Not only does this remarkable scholar recognize that for Dogen a thorough grasp of the classic Zen koans was considered essential, he raises the purpose of Zen koans to a whole new level. Defined by uncomprehending scholars and pseudo-Zen adherents simply as “devices” or “riddles” aimed at some kind of “experience” brought on by psychological frustration, koans have been widely misunderstood. In his masterful study Bodiford resurrects many of the true, multifaceted and profoundly versatile uses and meanings of these unique literary expressions of enlightened wisdom. For instance, Bodiford states:

“Medieval Soto monks and nuns mastered the depths of Zen enlighten­ment, the trivial moments of daily life, and the routine activities of monastic training through the language of the Chinese Ch’an patriarchs as recorded in koan texts. This specialized idiom allowed Zen teachers and students to describe different approaches to practice, various states of meditation, and fine distinctions between points of view or levels of understanding. More important, koan study–like ordination rituals and funeral ceremonies–encapsulated Zen transcendence in tangible forms, expressed it in concrete performances, and allowed it to be communi­cated easily to monks, nuns, and laypersons. For clerics and villagers alike this body of Zen praxis fused together the symbolic transmission of the Buddha’s enlightenment, its embodiment in the words and actions of the Zen master, with the worlds lived and imagined, both inside and out­side the monastery. While koan training, ordination rituals, and funeral ceremonies comprise only three of the Zen practices performed by medieval Soto monks, each proved indispensable for the rapid growth of Soto institutions and the religious efficacy of these institutions within rural society.”
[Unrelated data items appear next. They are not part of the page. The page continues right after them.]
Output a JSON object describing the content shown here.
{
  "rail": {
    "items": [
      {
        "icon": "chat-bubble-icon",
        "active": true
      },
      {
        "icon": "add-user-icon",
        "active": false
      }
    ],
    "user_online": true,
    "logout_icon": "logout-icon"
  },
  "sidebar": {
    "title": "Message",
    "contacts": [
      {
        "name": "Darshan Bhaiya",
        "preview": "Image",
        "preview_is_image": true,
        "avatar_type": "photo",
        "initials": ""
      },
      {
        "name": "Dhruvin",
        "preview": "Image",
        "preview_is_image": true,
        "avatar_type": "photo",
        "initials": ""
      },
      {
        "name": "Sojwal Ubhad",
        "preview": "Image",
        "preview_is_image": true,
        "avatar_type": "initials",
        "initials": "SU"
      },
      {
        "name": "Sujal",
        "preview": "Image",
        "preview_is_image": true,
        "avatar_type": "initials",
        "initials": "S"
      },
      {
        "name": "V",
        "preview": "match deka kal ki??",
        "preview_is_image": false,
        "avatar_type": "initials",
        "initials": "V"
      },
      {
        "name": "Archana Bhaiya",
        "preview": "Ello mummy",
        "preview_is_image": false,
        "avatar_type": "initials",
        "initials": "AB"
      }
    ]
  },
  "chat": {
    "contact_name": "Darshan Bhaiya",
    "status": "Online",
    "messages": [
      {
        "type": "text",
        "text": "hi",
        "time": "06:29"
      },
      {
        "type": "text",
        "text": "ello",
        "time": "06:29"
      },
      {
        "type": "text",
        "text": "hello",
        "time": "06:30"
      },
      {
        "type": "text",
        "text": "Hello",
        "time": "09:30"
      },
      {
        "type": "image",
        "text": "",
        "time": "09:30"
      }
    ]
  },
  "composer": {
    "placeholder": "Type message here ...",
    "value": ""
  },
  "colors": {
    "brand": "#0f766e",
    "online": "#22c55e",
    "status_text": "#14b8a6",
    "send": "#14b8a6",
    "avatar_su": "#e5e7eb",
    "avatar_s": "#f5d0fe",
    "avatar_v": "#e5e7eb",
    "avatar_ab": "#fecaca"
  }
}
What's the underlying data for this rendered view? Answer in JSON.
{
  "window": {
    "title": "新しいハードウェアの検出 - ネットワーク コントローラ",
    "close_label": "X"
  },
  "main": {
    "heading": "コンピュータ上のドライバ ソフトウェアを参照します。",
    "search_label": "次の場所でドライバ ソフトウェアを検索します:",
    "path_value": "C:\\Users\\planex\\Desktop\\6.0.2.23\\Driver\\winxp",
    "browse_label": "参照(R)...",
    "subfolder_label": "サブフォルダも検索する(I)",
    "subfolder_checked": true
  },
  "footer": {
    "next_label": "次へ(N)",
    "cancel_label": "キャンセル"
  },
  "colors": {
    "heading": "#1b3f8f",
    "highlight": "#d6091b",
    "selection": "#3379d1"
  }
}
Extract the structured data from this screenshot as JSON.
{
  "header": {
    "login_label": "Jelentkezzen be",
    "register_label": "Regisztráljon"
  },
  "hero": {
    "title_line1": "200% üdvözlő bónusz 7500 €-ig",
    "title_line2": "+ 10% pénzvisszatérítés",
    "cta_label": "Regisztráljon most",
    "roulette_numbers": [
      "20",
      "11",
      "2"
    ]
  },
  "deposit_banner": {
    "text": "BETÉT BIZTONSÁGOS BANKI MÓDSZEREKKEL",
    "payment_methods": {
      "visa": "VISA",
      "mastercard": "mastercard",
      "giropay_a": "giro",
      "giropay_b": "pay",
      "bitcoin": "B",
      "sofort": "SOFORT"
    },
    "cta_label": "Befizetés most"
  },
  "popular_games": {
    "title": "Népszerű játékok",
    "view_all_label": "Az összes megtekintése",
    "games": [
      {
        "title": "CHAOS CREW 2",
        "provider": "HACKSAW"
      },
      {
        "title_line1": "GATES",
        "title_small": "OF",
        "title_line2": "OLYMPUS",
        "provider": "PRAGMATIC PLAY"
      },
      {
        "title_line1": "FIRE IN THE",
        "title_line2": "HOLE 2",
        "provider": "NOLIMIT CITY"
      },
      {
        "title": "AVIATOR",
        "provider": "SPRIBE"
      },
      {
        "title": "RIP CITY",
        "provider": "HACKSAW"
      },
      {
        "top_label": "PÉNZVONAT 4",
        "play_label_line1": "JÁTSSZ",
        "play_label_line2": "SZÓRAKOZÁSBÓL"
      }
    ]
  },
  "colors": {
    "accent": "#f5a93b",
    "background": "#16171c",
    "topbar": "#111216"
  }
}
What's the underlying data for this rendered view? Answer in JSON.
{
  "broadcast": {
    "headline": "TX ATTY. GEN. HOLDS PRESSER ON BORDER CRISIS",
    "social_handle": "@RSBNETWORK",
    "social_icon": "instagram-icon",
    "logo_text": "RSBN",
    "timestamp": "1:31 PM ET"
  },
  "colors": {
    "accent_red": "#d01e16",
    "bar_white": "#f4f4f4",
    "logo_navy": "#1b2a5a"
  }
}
Exploring the masterful ingenuity of Soto Zen’s brilliant and charismatic founder (Eihei Dogen) and his relatively few, but dedicated disciples through the early and extremely challenging decades of Japan’s 13th century, Bodiford reveals the unique forces that catapulted Soto Zen into Japan. It is no wonder that Soto Zen Buddhism is easily the most powerful force of Buddhism in Japan to this very day.

Not only is this book easily the most extensive and informative English language book on the formation and development of Soto Zen to date, its illumination of the lives and teachings of Japan’s early Zen master’s (including Eihei Dogen) is astonishingly rich. Moreover, Bodiford’s revelations concerning the early Japanese history of both Rinzai Zen and Darumashu Zen are profoundly intriguing.

William Bodiford’s “Soto Zen in Medieval Japan” destined to stand as essential reading for serious Zen students/practitioners for many decades to come.